# die

> naked single chip, microchip or semiconductor chip - e.g. transistor chip - or IC chip.

**Wikidata**: [Q1072430](https://www.wikidata.org/wiki/Q1072430)  
**Wikipedia**: [English](https://en.wikipedia.org/wiki/Die_(integrated_circuit))  
**Source**: https://4ort.xyz/entity/die

## Summary
A die is the tiny, unpackaged rectangle of semiconductor material—usually silicon—that contains the actual transistors and wiring of an integrated circuit. It is the functional heart of every chip, cut from a processed wafer and later packaged into the familiar black plastic or ceramic body you see on a circuit board.

## Key Facts
- Part of: integrated circuit (the die is placed inside the protective package)
- Instance of: electronic component
- Materials used: silicon, semiconductor substrates
- Aliases: IC die, semiconductor die, CPU die, naked chip, 裸晶, puce, dé
- Commons category: Integrated circuit dies
- Wikidata sitelinks: 25 language editions
- GND ID: 4197163-2
- Freebase ID: /m/026bcl6
- Different from: Die (singular of dice)
- Image example: Unisys SCAMP mainframe processor die (commons file Unisys_SCAMP_die.jpg)

## FAQs
### Q: Is a die the same as a microchip?
A: No. A microchip (or integrated-circuit package) includes the die plus a protective housing and metal leads; the die itself is the bare, unpackaged slice of silicon.

### Q: Why is it called a “die”?
A: The word comes from the same root as “die-cast”: each rectangular piece is “cast” or cut from a larger wafer, yielding many identical dice.

### Q: How big is a typical die?
A: Sizes vary by device, but they are usually a few millimetres on a side—small enough that dozens to thousands fit on a single 200 mm or 300 mm wafer.

## Why It Matters
Every electronic product that computes, stores, or switches relies on at least one die. Shrinking the patterns on the die—measured in nanometres—has driven Moore’s-law gains in speed, cost, and energy efficiency for half a century. Without the die, the packaged “chip” would be an empty shell; without advanced dies, smartphones, data centres, and power electronics would not exist in their current form. Understanding dies clarifies why foundries invest billions in wafer fabs: the die is where transistors are actually built, so every performance or yield improvement multiplies across millions of future products.

## Notable For
- Functional core: every transistor, capacitor, and interconnect of an IC is fabricated on the die; the package only protects and connects it.
- Bare form factor: unlike packaged chips, dies are handled only in cleanrooms because even microscopic dust can short their fine structures.
- Multi-die systems: high-performance processors now combine several dice (chiplets) in one package, pushing the concept beyond a single slice.
- Linguistic quirk: the plural “dice” is standard in the semiconductor industry, distinguishing these components from gaming dice.

## Body
### Physical form
A die begins as a thin wafer of monocrystalline silicon. Photolithography, etch, deposition, and implant steps build up transistor layers; the wafer is then sawn into rectangular dice. Each die is typically 0.1–2 mm thick and anywhere from under 1 mm² (simple sensors) to > 800 mm² (high-end CPUs/GPUs) in area.

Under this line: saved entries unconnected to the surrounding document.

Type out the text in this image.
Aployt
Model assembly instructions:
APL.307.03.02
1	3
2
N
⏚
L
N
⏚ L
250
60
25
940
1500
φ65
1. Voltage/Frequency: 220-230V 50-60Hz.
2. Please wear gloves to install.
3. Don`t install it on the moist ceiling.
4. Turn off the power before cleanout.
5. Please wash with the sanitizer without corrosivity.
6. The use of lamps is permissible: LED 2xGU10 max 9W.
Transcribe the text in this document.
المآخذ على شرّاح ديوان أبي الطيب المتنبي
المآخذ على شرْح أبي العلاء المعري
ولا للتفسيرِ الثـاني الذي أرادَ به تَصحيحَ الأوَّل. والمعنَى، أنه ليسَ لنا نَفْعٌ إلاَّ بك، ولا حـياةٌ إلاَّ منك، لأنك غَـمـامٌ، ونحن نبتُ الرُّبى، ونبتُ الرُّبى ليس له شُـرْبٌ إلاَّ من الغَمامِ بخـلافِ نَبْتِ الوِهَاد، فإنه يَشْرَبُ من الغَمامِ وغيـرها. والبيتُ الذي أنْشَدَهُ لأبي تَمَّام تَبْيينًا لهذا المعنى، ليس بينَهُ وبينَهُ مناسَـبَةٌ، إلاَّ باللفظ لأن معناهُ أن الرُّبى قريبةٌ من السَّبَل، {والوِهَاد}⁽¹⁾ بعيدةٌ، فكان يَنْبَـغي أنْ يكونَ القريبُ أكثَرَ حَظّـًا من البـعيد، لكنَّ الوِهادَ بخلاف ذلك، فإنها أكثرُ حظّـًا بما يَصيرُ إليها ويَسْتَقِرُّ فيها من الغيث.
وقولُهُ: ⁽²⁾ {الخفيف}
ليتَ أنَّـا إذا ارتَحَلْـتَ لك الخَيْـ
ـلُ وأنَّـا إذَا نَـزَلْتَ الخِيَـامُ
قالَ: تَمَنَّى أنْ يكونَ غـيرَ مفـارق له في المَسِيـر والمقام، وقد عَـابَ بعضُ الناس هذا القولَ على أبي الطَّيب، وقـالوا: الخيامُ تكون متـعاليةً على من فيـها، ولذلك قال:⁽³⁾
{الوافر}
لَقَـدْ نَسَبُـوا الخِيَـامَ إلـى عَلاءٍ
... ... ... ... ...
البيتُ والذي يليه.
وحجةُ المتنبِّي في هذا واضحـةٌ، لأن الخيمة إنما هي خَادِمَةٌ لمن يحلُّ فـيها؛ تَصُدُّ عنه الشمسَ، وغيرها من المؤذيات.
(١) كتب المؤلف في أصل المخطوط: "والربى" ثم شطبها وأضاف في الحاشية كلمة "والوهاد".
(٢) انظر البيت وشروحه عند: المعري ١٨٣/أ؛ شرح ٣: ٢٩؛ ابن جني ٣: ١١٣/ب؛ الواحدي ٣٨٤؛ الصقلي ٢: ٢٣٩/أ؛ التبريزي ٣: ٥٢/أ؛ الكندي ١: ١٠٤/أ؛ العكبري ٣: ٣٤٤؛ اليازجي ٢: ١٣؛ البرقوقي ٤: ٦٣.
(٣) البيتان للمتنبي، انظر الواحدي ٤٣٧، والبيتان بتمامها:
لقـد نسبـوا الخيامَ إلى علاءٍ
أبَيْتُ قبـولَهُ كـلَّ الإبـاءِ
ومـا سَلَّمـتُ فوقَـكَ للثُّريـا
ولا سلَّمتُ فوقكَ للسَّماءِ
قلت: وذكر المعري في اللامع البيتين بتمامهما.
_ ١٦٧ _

### Relationship to packaged IC
After electrical test, good dice are bonded to a lead-frame or substrate, connected with gold or copper wires, and encapsulated in epoxy, ceramic, or metal. The resulting package provides mechanical support, heat spreading, and standardized pins for board assembly.

### Use in CPUs and power devices
Central processing units mount one or more high-performance dice; power-semiconductor modules may contain several large dice in parallel to handle high current. Thus “die” appears in both low-power mobile chips and multi-kilowatt converters.